4.2.Appare opportuno riepilogare sinteticamente i consolidati approdi di questa Corte in tema di operazioni inesistenti, notoriamente distinte in “oggettivamente” e “soggettivamente” tali, le prime caratterizzate dalla mera cartolarità delle operazioni commerciali sottese, in quanto mai poste in essere da alcuno, le seconde relative invece ad ipotesi di fatture emesse da soggetto diverso da quello che ha effettuato la cessione o la prestazione in essa rappresentata, di cui il cessionario o committente è stato realmente destinatario.

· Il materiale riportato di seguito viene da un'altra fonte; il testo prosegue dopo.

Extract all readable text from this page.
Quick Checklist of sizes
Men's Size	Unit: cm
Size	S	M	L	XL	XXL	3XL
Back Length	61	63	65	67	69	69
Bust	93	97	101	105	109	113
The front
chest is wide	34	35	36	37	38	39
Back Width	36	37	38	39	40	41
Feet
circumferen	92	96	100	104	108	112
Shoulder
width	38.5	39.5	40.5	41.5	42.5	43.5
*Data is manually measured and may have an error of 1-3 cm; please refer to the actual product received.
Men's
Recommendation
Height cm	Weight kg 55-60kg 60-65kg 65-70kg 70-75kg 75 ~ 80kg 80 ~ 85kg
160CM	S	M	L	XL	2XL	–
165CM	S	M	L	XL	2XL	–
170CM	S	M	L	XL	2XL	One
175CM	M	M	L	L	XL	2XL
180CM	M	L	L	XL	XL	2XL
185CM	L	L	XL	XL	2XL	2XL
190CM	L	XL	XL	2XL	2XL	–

4.3. Quanto alle operazioni oggettivamente inesistenti, questa Corte ha affermato che «ove la fattura costituisce in tutto o in parte mera espressione cartolare di operazioni commerciali mai poste in essere da alcuno, l’amministrazione ha l’onere di fornire elementi probatori, anche in forma indiziaria e presuntiva (Cass. nn. 21953/07, 9784/10, 9108/12, 15741/12, 23560/12; 27718/13, 20059/2014, 26486/14, 9363/15; nello stesso senso C. Giust. 6 luglio 2006, C-439/04; 21 febbraio 2006, C-255/02; 21 giugno 2012, C-80/11; 6 dicembre 2012, C-285/11; 31 novembre 2013, C-642/11), del fatto che l’operazione fatturata non è stata effettuata, dopo di che spetta al contribuente l’onere di dimostrare l’effettiva esistenza delle operazioni
contestate; tale prova, tuttavia, non può consistere nella esibizione della fattura o nella dimostrazione della regolarità formale delle scritture contabili o dei mezzi di pagamento, poiché questi sono facilmente falsificabili e vengono normalmente utilizzati proprio allo scopo di far apparire reale un’operazione fittizia (Cass. nn. n. 11624 del 2020; 28572 del 2017; 5406 del 2016, 28683 del 2015, 428 del 2015, 12802 del 2011, 15228 del 2001); e comunque, una volta accertata l’assenza dell’operazione, è escluso che possa configurarsi la buona fede del cessionario o committente , il quale ovviamente sa bene se ed in quale misura ha effettivamente ricevuto il bene o la prestazione per la quale ha versato il prezzo o corrispettivo» (Cass. n. 18118 del 2016, in motivazione; Cass. n. 16473 del 2018). In tema di accertamento delle imposte sui redditi e con riguardo ad operazioni oggettivamente inesistenti, grava sul contribuente l’onere di provare la fittizietà dei componenti positivi che, ai sensi dell’art. 8, comma 2, del d.l. 2 marzo 2012, n. 16, convertito, con modificazioni, nella legge 26 aprile 2012, n. 44 (con portata retroattiva), ove direttamente afferenti a spese o altri componenti negativi relativi a beni o servizi non effettivamente scambiati o prestati, non concorrono alla formazione del reddito oggetto di rettifica, entro i limiti dell’ammontare non ammesso in deduzione delle predette spese o altri componenti negativi. (Cass. n.21189 del 2014; Cass. n. 7896 del 2016).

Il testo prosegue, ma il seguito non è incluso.